The initial intention with this image was to create a Picassoesque picture in which both side and frontal views were perceptible as a single but coherent figure.

Pablo Picasso, Head of a woman 1960. Metropolitan Museum NY. Picasso presents both full and profile views in a flattened simplified version of early cubist works to present simultaneous viewpoints.
I have yet to come anywhere close to the art of distortion such as that used by Picasso, Francis Bacon and others. Perhaps I am still too close to the original image. This is something to work upon. I have, however inadvertently created a figure-and-ground illusion in which it is difficult to hold the two images in the eye at the same time.
The picture by Roger Shepherd (2) illustrates this nicely – do you see a woman partially obscured by a candlestick or two women looking at each other? (More on this at http://605.wikispaces.com/Figure+Ground ). I find it fascinating that even though I created the collage, I still find it difficult to see one whilst looking at the other.
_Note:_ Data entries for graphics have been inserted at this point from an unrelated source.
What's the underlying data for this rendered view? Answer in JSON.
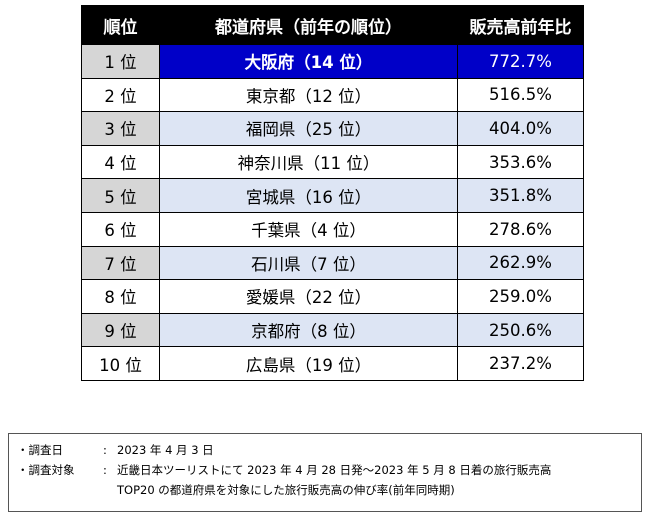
{
  "table": {
    "headers": [
      "順位",
      "都道府県（前年の順位）",
      "販売高前年比"
    ],
    "rows": [
      {
        "rank": "1 位",
        "prefecture": "大阪府（14 位）",
        "ratio": "772.7%"
      },
      {
        "rank": "2 位",
        "prefecture": "東京都（12 位）",
        "ratio": "516.5%"
      },
      {
        "rank": "3 位",
        "prefecture": "福岡県（25 位）",
        "ratio": "404.0%"
      },
      {
        "rank": "4 位",
        "prefecture": "神奈川県（11 位）",
        "ratio": "353.6%"
      },
      {
        "rank": "5 位",
        "prefecture": "宮城県（16 位）",
        "ratio": "351.8%"
      },
      {
        "rank": "6 位",
        "prefecture": "千葉県（4 位）",
        "ratio": "278.6%"
      },
      {
        "rank": "7 位",
        "prefecture": "石川県（7 位）",
        "ratio": "262.9%"
      },
      {
        "rank": "8 位",
        "prefecture": "愛媛県（22 位）",
        "ratio": "259.0%"
      },
      {
        "rank": "9 位",
        "prefecture": "京都府（8 位）",
        "ratio": "250.6%"
      },
      {
        "rank": "10 位",
        "prefecture": "広島県（19 位）",
        "ratio": "237.2%"
      }
    ]
  },
  "notes": {
    "survey_date_label": "・調査日",
    "survey_date_value": "2023 年 4 月 3 日",
    "target_label": "・調査対象",
    "target_value_line1": "近畿日本ツーリストにて 2023 年 4 月 28 日発～2023 年 5 月 8 日着の旅行販売高",
    "target_value_line2": "TOP20 の都道府県を対象にした旅行販売高の伸び率(前年同時期)",
    "colon": ":"
  },
  "colors": {
    "header_bg": "#000000",
    "highlight_bg": "#0000c8",
    "odd_row_bg": "#dde5f4",
    "rank_cell_bg": "#d6d6d6"
  }
}
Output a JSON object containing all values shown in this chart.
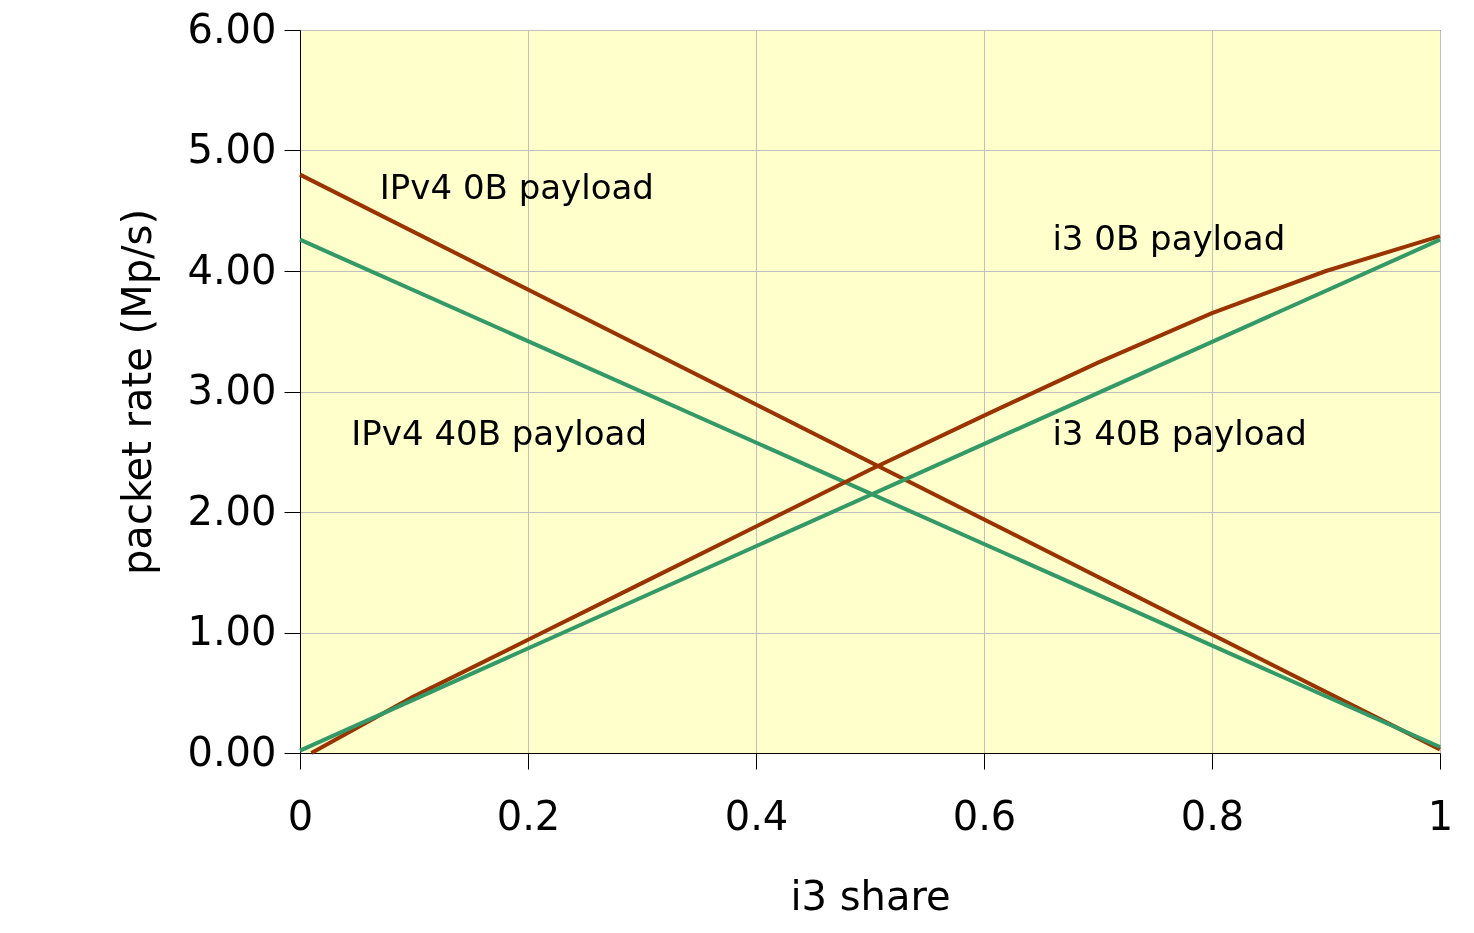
{
  "chart_data": {
    "type": "line",
    "xlabel": "i3 share",
    "ylabel": "packet rate (Mp/s)",
    "xlim": [
      0,
      1
    ],
    "xticks": [
      0,
      0.2,
      0.4,
      0.6,
      0.8,
      1
    ],
    "ylim": [
      0,
      6
    ],
    "yticks": [
      {
        "value": 0,
        "label": "0.00"
      },
      {
        "value": 1,
        "label": "1.00"
      },
      {
        "value": 2,
        "label": "2.00"
      },
      {
        "value": 3,
        "label": "3.00"
      },
      {
        "value": 4,
        "label": "4.00"
      },
      {
        "value": 5,
        "label": "5.00"
      },
      {
        "value": 6,
        "label": "6.00"
      }
    ],
    "grid": true,
    "marker": "none",
    "line_style": "solid",
    "series": [
      {
        "name": "IPv4 0B payload",
        "color": "#993300",
        "x": [
          0,
          1
        ],
        "values": [
          4.8,
          0.03
        ]
      },
      {
        "name": "IPv4 40B payload",
        "color": "#339966",
        "x": [
          0,
          1
        ],
        "values": [
          4.26,
          0.05
        ]
      },
      {
        "name": "i3 0B payload",
        "color": "#993300",
        "x": [
          0.01,
          0.1,
          0.2,
          0.3,
          0.4,
          0.5,
          0.6,
          0.7,
          0.8,
          0.9,
          1
        ],
        "values": [
          0,
          0.47,
          0.94,
          1.41,
          1.88,
          2.35,
          2.8,
          3.24,
          3.65,
          4.0,
          4.29
        ]
      },
      {
        "name": "i3 40B payload",
        "color": "#339966",
        "x": [
          0,
          1
        ],
        "values": [
          0.02,
          4.26
        ]
      }
    ]
  }
}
What strikes me about this portrait, this illusion, is that it is become a mask. The thing about a mask is that it disguises you, it hides you, it is not a window, but a wall. Behind it you may become something else – a demon, an animal or a God. In art everything is distorted, if only in bringing the 3D onto a two dimensional plane. Much of what I do in this series is accidental, and perhaps that is the way it should be. I know what I want to do, not necessarily how I did it, or even if I did it at all.
There is an element in this picture of the kiss of Judas.